• Articolo , 25 novembre 2009
  • Mozione sui Cambiamenti climatici, il si della Camera

  • L’on. Scipoliti (IDV) plaude l’approvazione nella seduta odierna della mozione Casini, Ghiglia, Realacci, ed altri sui cambiamenti climatici e sulle connesse politiche pubbliche

(Rinnovabili.it) – Farsi promotore al Vertice Onu di iniziative che sostengano lo sviluppo dell’edilizia e trasporti pubblici eco-sostenibili ed il risparmio energetico; adoperarsi, nell’ambito della conferenza di Copenhagen per incentivare l’uso diffuso delle rinnovabili, gli investimenti in tecnologie per la riduzione di emissioni di anidride carbonica e l’aumento dell’indipendenza energetica così come per prevedere per i Paesi più industrializzati un impegno a ridurre le proprie emissioni di gas serra di almeno il 40 per cento entro il 2020, rispetto ai livelli del 1990; incentivare a breve termine, il ricorso ad energie innovative, come l’energia elettrica basata sull’idrogeno e consolidare per le rinnovabili tradizionali i meccanismi d’incentivazione coerenti con le più avanzate esperienze europee. Questi sono solo alcuni degli impegni contenuti nella “mozione n. 1-290”:http://www.camera.it/_dati/lavori/odg/cam/allegati/20091125.htm Casini, Ghiglia, Realacci ed altri sui cambiamenti climatici e sulle connesse politiche pubbliche approvata oggi nella parte antimeridiana della seduta la Camera e felicemente accolto dall’On.

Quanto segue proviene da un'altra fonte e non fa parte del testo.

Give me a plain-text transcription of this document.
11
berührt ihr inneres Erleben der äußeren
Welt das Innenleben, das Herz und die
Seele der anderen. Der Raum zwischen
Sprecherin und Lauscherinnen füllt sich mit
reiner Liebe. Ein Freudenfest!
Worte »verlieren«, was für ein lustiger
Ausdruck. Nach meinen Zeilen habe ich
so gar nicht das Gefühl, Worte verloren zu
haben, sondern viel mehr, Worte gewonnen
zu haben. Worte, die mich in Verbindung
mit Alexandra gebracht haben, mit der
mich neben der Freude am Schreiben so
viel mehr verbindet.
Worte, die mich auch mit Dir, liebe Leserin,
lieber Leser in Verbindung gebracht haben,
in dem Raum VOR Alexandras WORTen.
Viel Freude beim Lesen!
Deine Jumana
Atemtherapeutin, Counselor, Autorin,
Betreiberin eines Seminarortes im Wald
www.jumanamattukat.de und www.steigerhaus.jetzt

Domenico Scilipoti al quale preme però poter veder tradotto in realtà l’intento espresso oggi: “E’ doveroso aggiungere come ai buoni propositi debbano seguire i fatti; invito quindi il Governo a dare un seguito sostanziale a quanto detto sino ad ora in materia di abbattimento delle emissioni di gas serra. L’Italia si è impegnata agli occhi del Mondo ora non possiamo commettere errori al vertice di Copenhagen, ne va della nostra credibilità!”, ha concluso Scilipoti.